Consumers have become more pessimistic about the current and future conditions of the economy. Consumer confidence has now dropped to the lowest level since March 2009. The current levels of consumer confidence are now what they were back in the 2008-2009 recession.

Oct. 25, 2011, 10:31 a.m. EDT
By Ruth Mantell

WASHINGTON (MarketWatch) — Consumers became more pessimistic about both current and future conditions in October, as consumer confidence dropped to the lowest level since March 2009, the Conference Board reported Tuesday.

The nonprofit organization said its consumer-confidence index declined to 39.8 in October from a September level of 46.4, which was upwardly revised from a prior estimate of 45.4.

Economists polled by MarketWatch expected a reading of 46 for October; when the economy is growing at a good clip, confidence readings are at 90 and above.

“Consumer confidence is now back to levels last seen during the 2008-2009 recession,” said Lynn Franco, director of the Conference Board’s consumer research center, in a statement.

“Consumer expectations, which had improved in September, gave back all of the gain and then some, as concerns about business conditions, the labor market and income prospects increased. Consumers’ assessment of present-day conditions did not fare any better.”

The Conference Board’s expectations barometer fell to 48.7 in October from 55.1 in September. The percentage of those who expected business conditions to be “better” in six months declined, while most expected the same conditions. Also, more expected income to decrease, while most expect the same.

Meanwhile, the present-situation index fell to 26.3 in October from 33.3 in September.

Those saying business conditions are “bad” rose to 43.7% from 40.5%, while the rest said conditions are either “normal” or “good.” Those saying jobs are “not so plentiful” rose to 49.5% from 45%. Those saying jobs are “hard to get” declined to 47.1% from 49.4%, and those saying jobs are “plentiful” fell to 3.4% from 5.6%.

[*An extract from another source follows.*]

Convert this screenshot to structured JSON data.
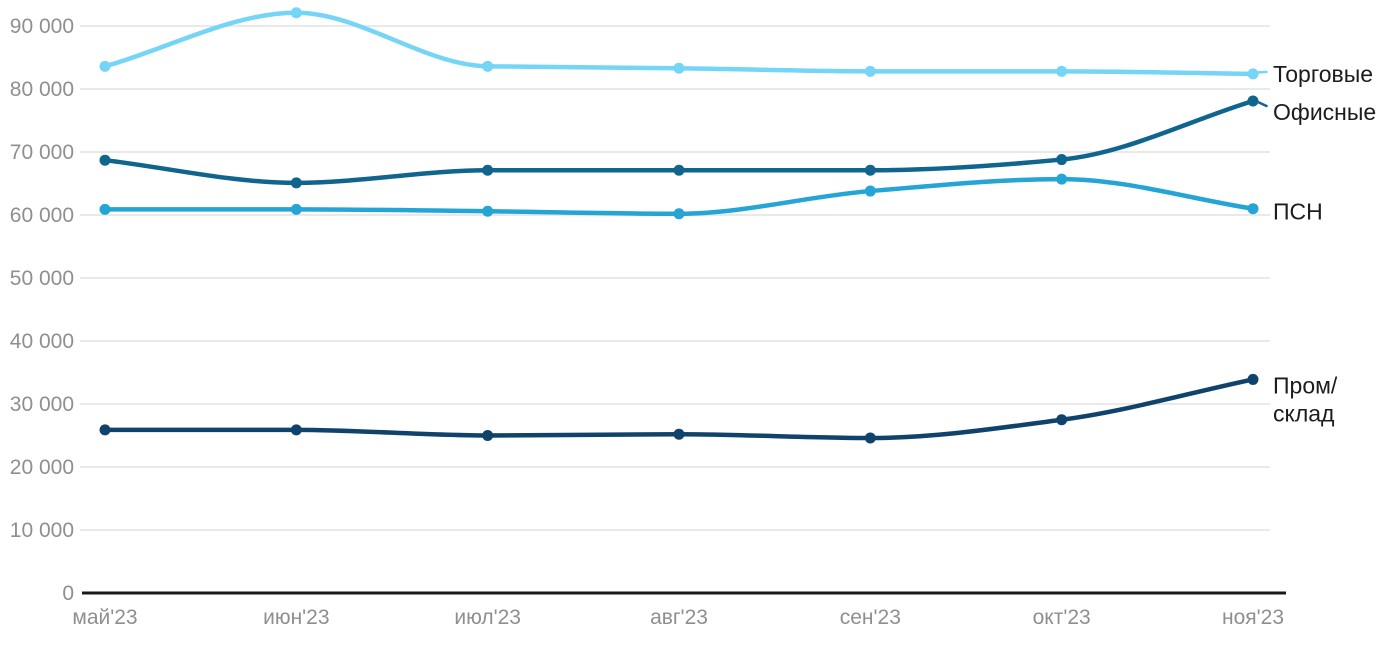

Consumer spending is the largest portion of the economy, and economists watch confidence readings to get a feel for the direction of spending. Still, analysts have noted a recent breakdown in the relationship between sentiment and spending.

According to the Conference Board, those with plans to buy a home within six months fell to 3.9% in October from 4.7% in September. Meanwhile, those with plans to buy an automobile ticked lower to 11% from 11.1%. Those planning to buy major appliances rose to 45.9% from 40.8%.

Inflation expectations for 12 months remained at 5.8%.

Separately, U.S. home prices edged up in August for a fifth straight month, while a measure of Richmond-area manufacturing remained negative in October.